Since we have moved to the Midwest there are certain foods from New York that we miss. We have been able to bring some of them to Michigan with us when we go back and stock up at Wegman’s. Spiedie sauce, Grandma Brown’s Beans, salt potatoes, Zweigle’s and Hoffman Hot Dogs, or Croghan Bologna are things we can easily bring back in a cooler. But, things like bagels, pizza, and fresh seafood don’t travel so well. Yes, they have those foods here in Michigan but they are just not the same.
Last night I was really craving bagels and our one bagel place closes at 3:00 pm. So we made homemade bagels to feed the desire for hot bagels.
Though they don’t look great these actually tasted really good. We need to work on our bagel forming technique but the flavor and texture was perfect for us.
- 1 1/3 cups warm water
- 4 1/4 cups flour
- 1/4 cup dark brown sugar
- 1 1/4 teaspoons salt
- 1 packet dry active yeast
- 3 quarts water
- 1 tablespoon sugar
- Place warm water, flour, brown sugar, salt, and yeast into your bread machine in the order recommended by your bread machine.
- Put on dough program.
- Prepare a baking sheet by spraying with non-stick spray.
- Once dough is finished place on a floured surface. Divide into 12 equal pieces. Form into a ball and then form a bagel by putting your thumb through the center and gently pull it into a ring.

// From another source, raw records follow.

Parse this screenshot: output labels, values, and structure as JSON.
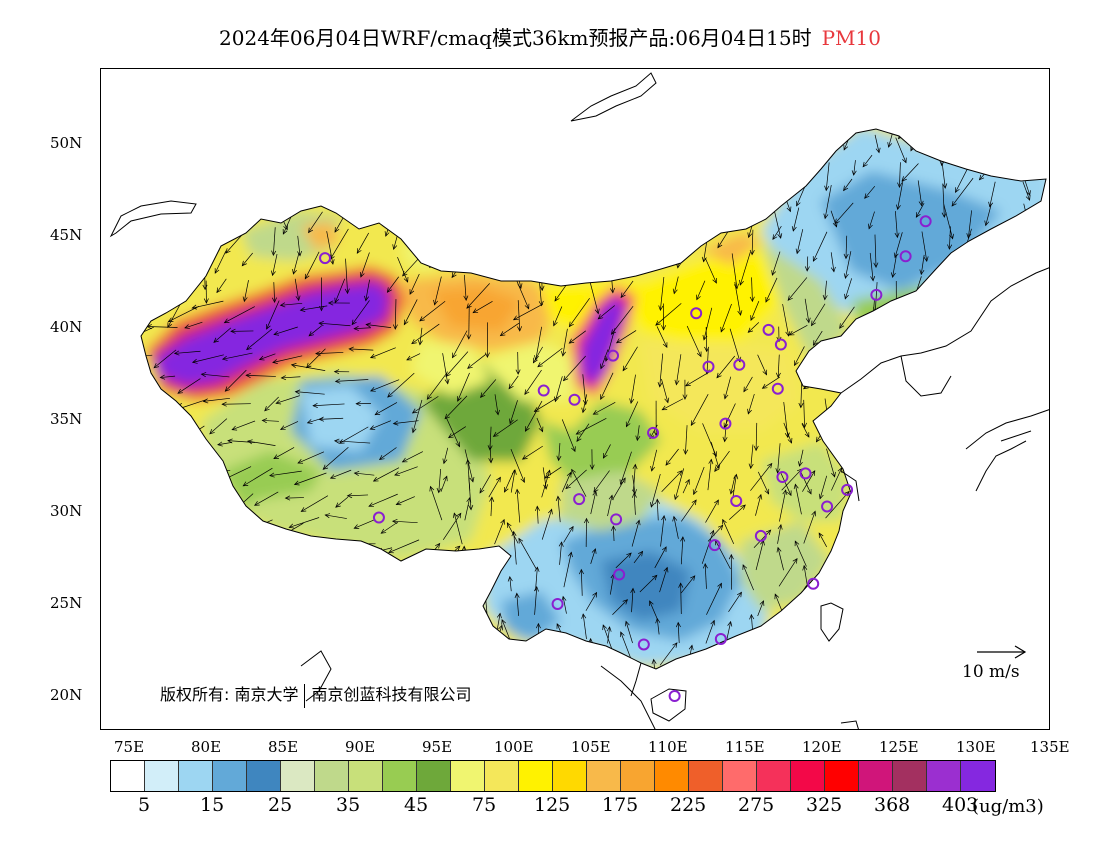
{
  "title": {
    "main": "2024年06月04日WRF/cmaq模式36km预报产品:06月04日15时",
    "pollutant": "PM10",
    "pollutant_color": "#e8383d"
  },
  "axes": {
    "lat_labels": [
      "50N",
      "45N",
      "40N",
      "35N",
      "30N",
      "25N",
      "20N"
    ],
    "lon_labels": [
      "75E",
      "80E",
      "85E",
      "90E",
      "95E",
      "100E",
      "105E",
      "110E",
      "115E",
      "120E",
      "125E",
      "130E",
      "135E"
    ]
  },
  "copyright": {
    "left": "版权所有: 南京大学",
    "right": "南京创蓝科技有限公司"
  },
  "wind_reference": {
    "label": "10 m/s"
  },
  "colorbar": {
    "colors": [
      "#ffffff",
      "#d2eef9",
      "#9dd6f2",
      "#62a9d8",
      "#3f86bf",
      "#dbe8c2",
      "#bfd98b",
      "#c8e07a",
      "#98cc52",
      "#6ea83a",
      "#f0f570",
      "#f4e75a",
      "#fff200",
      "#ffd900",
      "#f8b94a",
      "#f8a530",
      "#ff8a00",
      "#ef5f2a",
      "#ff6b6b",
      "#f5315a",
      "#f30848",
      "#ff0000",
      "#d0157a",
      "#a33060",
      "#9b2fd0",
      "#8528e0"
    ],
    "tick_labels": [
      "5",
      "15",
      "25",
      "35",
      "45",
      "75",
      "125",
      "175",
      "225",
      "275",
      "325",
      "368",
      "403"
    ],
    "unit": "(ug/m3)"
  },
  "stations": [
    {
      "lon": 87.6,
      "lat": 43.8
    },
    {
      "lon": 91.1,
      "lat": 29.7
    },
    {
      "lon": 101.8,
      "lat": 36.6
    },
    {
      "lon": 103.8,
      "lat": 36.1
    },
    {
      "lon": 106.3,
      "lat": 38.5
    },
    {
      "lon": 111.7,
      "lat": 40.8
    },
    {
      "lon": 112.5,
      "lat": 37.9
    },
    {
      "lon": 114.5,
      "lat": 38.0
    },
    {
      "lon": 116.4,
      "lat": 39.9
    },
    {
      "lon": 117.2,
      "lat": 39.1
    },
    {
      "lon": 117.0,
      "lat": 36.7
    },
    {
      "lon": 113.6,
      "lat": 34.8
    },
    {
      "lon": 108.9,
      "lat": 34.3
    },
    {
      "lon": 104.1,
      "lat": 30.7
    },
    {
      "lon": 106.5,
      "lat": 29.6
    },
    {
      "lon": 106.7,
      "lat": 26.6
    },
    {
      "lon": 102.7,
      "lat": 25.0
    },
    {
      "lon": 108.3,
      "lat": 22.8
    },
    {
      "lon": 113.3,
      "lat": 23.1
    },
    {
      "lon": 110.3,
      "lat": 20.0
    },
    {
      "lon": 112.9,
      "lat": 28.2
    },
    {
      "lon": 115.9,
      "lat": 28.7
    },
    {
      "lon": 114.3,
      "lat": 30.6
    },
    {
      "lon": 117.3,
      "lat": 31.9
    },
    {
      "lon": 118.8,
      "lat": 32.1
    },
    {
      "lon": 120.2,
      "lat": 30.3
    },
    {
      "lon": 121.5,
      "lat": 31.2
    },
    {
      "lon": 119.3,
      "lat": 26.1
    },
    {
      "lon": 123.4,
      "lat": 41.8
    },
    {
      "lon": 125.3,
      "lat": 43.9
    },
    {
      "lon": 126.6,
      "lat": 45.8
    }
  ]
}
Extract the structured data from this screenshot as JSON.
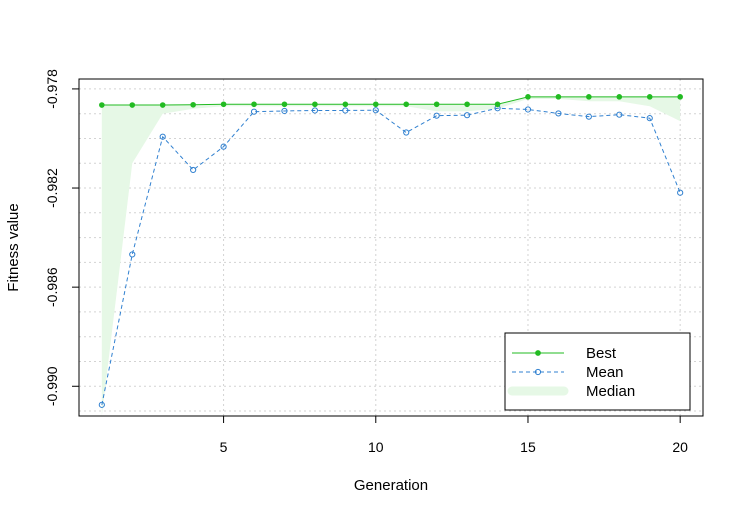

- Place bagel on baking sheet and cover with a warm damp towel for 10 minutes. Place in a warm area.
- While bagels are resting bring water and sugar to a boil over medium-high heat in a large saucepan. Preheat oven to 400 degrees.
- Carefully place 1-2 bagels in the boiling water for 1 minute each side. Remove bagels with a slotted spoon to a towel to absorb some of the water. Place bagels on baking sheet.
- Bake tray of bagels for 10-12 minutes until golden brown. Check to make sure they are cooked through. If not turn them over and bake for 1-2 minutes more.
- Remove bagels from oven and allow to cool.